What would be the point of that except if packets arrive in incorrect order (which is unlikely but still)? Lost UDP packet is lost forever.
What would be the point of that except if packets arrive in incorrect order (which is unlikely but still)? Lost UDP packet is lost forever.
To identify unusual gaps between packets on the receiving side. Just a thought. Seems like a valuable diagnostic to me.
Useful? Diagnostic: yes (not implemented on either side though) Operations: only if having packet buffer and use packets with latency/delay. But nobody wants latency. There was a "UDP smoothing" PR a while ago that implemented packet buffering.
FYI, I was able to replace my DDP sending WLED with a wired one. The DDP receiver strip is still wireless (/w ext antenna). Performance is much better, while I sometimes saw choppiness on the receiver it was only momentary.
I believe this backs up @guardmedia's research, that it is overflow on the sending side that is causing this behaviour.
So we can close this issue? The base problem will be resolved elsewhere.

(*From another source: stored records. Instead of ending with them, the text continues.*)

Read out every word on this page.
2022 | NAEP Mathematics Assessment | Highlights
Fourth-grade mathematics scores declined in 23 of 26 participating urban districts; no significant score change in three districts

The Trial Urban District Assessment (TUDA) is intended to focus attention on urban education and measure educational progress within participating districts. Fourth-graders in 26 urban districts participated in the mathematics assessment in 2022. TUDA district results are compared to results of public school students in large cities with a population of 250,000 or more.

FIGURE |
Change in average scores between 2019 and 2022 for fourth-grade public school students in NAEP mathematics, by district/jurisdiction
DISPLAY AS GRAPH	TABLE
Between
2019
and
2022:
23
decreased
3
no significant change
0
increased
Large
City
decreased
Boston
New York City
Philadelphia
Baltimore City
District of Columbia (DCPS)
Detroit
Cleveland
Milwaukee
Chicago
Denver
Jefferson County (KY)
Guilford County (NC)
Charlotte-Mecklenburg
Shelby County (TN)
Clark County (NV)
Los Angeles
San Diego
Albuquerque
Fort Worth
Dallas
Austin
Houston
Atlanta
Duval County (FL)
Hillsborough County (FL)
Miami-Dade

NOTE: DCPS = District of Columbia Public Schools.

I spoke too soon, having the master (DDP sender) wired and receiver wireless, I still am seeing the issue.
Close up the issue if it's being dealt with elsewhere. Is there some other issue I can follow to track this? Thanks!
As discussed above this is ESP core issue (TCP stack), not WLED. It may be mitigated in WLED if we find appropriate solution (not the one proposed above ATM).
I seem to have a similar issue while receiving sACN at around every 3 to 5 sec the output freezes for a sec and then continues. But it only happens on v0.13, the v0.12 works well with eth and bit choppy sometimes on wifi, but that could be related to signal.
Hey! This issue has been open for quite some time without any new comments now. It will be closed automatically in a week if no further activity occurs. Thank you for using WLED!